Dans une interview accordée à l’agence TAP, Jean-Luc Revéreault, représentant de la Banque européenne d’investissement (BEI) en Tunisie, a confirmé la volonté de son institution d’accompagner le pays sur plusieurs fronts stratégiques. Qu’il s’agisse de renforcer la compétitivité des PME, de moderniser les réseaux ferroviaires ou d’optimiser la gestion de l’eau et de l’énergie, la BEI se dit prête à financer des projets structurants. À une condition : être sollicitée officiellement par les autorités tunisiennes.
« Nous sommes prêts à financer, mais c’est au gouvernement tunisien de solliciter ces projets », insiste Jean-Luc Revéreault.
Énergie : sobriété d’abord, attractivité ensuite
Premier axe prioritaire pour la BEI : l’efficacité énergétique. Face à la pression sur les ressources et au coût élevé des importations, la banque plaide pour des investissements massifs dans la sobriété énergétique, au même titre que dans les renouvelables.
Un projet est en cours de négociation avec les autorités tunisiennes. Objectif : permettre au pays d’économiser ses ressources, tout en améliorant son attractivité auprès d’investisseurs énergivores, comme les data centers.
« On sous-estime trop souvent les gains liés à l’économie d’énergie, alors qu’ils sont aussi décisifs que la production elle-même », note Revéreault.
La BEI travaille également sur des projets d’infrastructure énergétique : liaison électrique Tunisie-Italie (cofinancée par l’UE à hauteur de 307 M€), modernisation des réseaux, et stockage par pompage à Tabarka.
Eau potable : limiter les pertes, prioriser les villes sensibles
Autre chantier critique : la lutte contre la déperdition d’eau potable. En collaboration avec la SONEDE, la BEI envisage un vaste programme de modernisation des réseaux de distribution, incluant l’installation de compteurs intelligents.
Ce projet vise en priorité les zones desservies par des usines de dessalement, où la moindre fuite représente une double perte – technique et financière.
Les études sont prêtes, et les projections de rentabilité sont solides. Il ne manque que l’activation politique.
Mobilité : relancer le rail, désenclaver les régions
La BEI est également engagée dans un dialogue avec la SNCFT autour d’un projet de réhabilitation des lignes ferroviaires abandonnées et d’amélioration de celles en service.
L’objectif : renforcer la mobilité interrégionale, fluidifier le transport de marchandises, et soutenir la transition vers des modes de transport moins polluants.
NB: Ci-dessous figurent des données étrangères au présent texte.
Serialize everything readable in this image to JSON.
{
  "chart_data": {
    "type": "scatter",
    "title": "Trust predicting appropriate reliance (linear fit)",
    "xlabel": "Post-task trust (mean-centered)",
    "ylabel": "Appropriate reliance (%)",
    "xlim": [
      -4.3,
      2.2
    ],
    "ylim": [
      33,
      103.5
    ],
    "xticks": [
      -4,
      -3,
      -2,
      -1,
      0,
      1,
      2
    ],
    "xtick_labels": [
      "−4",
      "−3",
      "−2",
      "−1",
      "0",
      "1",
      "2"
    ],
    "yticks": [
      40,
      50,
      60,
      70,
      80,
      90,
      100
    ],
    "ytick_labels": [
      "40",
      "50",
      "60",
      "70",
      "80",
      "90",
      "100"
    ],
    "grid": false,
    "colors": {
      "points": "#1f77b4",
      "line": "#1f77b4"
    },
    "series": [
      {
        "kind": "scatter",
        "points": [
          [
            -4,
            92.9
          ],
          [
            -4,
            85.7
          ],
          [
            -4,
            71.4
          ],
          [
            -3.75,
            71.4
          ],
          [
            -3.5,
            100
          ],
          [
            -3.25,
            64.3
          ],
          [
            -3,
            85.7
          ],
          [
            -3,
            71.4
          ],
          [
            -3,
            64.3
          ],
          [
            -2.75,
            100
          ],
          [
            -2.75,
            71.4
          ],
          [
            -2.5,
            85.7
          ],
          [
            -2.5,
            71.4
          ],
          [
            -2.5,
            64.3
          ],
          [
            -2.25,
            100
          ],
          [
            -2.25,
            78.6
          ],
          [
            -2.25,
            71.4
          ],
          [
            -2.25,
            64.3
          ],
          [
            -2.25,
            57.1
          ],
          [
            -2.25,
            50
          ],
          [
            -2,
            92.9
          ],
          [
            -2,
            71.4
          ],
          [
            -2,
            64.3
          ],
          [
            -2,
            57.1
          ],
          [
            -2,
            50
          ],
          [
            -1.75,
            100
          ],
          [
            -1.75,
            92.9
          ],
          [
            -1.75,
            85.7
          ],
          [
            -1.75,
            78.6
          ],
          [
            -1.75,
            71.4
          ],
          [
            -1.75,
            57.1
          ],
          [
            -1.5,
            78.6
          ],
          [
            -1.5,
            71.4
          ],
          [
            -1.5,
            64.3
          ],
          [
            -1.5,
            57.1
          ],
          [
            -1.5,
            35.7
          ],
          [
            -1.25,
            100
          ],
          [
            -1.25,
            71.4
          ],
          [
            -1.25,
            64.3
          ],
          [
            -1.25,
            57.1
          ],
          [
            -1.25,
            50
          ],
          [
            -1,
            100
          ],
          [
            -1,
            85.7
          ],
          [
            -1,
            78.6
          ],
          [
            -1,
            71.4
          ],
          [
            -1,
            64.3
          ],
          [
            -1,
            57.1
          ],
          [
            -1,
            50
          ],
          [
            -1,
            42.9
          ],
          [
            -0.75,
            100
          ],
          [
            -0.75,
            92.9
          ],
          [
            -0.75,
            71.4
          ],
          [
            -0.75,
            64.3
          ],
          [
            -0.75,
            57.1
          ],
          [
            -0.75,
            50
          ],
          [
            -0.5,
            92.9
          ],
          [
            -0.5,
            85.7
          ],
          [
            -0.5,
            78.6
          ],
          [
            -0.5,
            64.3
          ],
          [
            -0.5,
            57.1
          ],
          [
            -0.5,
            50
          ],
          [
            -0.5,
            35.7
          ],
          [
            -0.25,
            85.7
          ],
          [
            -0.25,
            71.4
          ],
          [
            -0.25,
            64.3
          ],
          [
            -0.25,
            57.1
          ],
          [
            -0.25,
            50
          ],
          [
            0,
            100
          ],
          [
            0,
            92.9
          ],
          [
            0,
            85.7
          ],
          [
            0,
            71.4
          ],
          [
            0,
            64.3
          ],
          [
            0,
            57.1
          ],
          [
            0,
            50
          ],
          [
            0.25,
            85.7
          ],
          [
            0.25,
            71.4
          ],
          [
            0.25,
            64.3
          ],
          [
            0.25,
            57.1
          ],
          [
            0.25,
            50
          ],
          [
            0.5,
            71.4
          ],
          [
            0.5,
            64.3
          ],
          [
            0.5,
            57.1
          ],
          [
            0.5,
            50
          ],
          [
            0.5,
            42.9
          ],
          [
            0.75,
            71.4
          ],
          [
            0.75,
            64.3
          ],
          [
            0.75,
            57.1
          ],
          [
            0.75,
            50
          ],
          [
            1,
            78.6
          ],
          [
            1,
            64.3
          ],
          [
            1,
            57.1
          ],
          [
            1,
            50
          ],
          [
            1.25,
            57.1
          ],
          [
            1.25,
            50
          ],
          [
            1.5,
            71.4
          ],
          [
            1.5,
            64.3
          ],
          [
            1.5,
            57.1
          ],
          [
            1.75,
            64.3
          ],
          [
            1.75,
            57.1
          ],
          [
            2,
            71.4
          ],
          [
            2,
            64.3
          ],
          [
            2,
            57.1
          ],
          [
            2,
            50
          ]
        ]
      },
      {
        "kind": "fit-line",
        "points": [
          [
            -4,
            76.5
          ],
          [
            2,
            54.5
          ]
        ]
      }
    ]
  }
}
La banque participe déjà au financement de plusieurs infrastructures : le RFR, le TGM, les routes GP13 et RR27… mais estime que le rail reste un levier sous-exploité pour la relance économique.
PME tunisiennes : un appui conditionné à la compétitivité
Si la BEI s’engage à hauteur de 170 millions d’euros pour soutenir les PME et entreprises de taille intermédiaire, elle souligne que le principal frein à leur internationalisation n’est pas l’accès au financement, mais leur manque de compétitivité.
Une enquête réalisée dans le cadre du programme « Trade and Competitiveness Programme » (TCP) révèle que beaucoup d’entreprises tunisiennes ne sont pas préparées aux normes environnementales européennes, telles que le mécanisme d’ajustement carbone aux frontières.
Pour y remédier, la BEI prévoit :
- Une ligne de crédit de 170 M€ déployée via des banques locales ;
- Une ligne de garantie de 8 M€ (BH Bank et UBCI) pour couvrir les risques ;
- Un appui technique ciblé dans trois secteurs clés : agriculture, textile, automobile.
Le message est clair : à la Tunisie de déclencher le financement
La BEI ne cache pas sa volonté de faire plus. Mais sans validation politique, les projets resteront en attente. Et au-delà des financements, c’est le climat général des affaires qui freine encore la transformation.
« Le parcours du chef d’entreprise tunisien est encore trop compliqué. Alléger les contraintes administratives, fiscales et logistiques devient essentiel.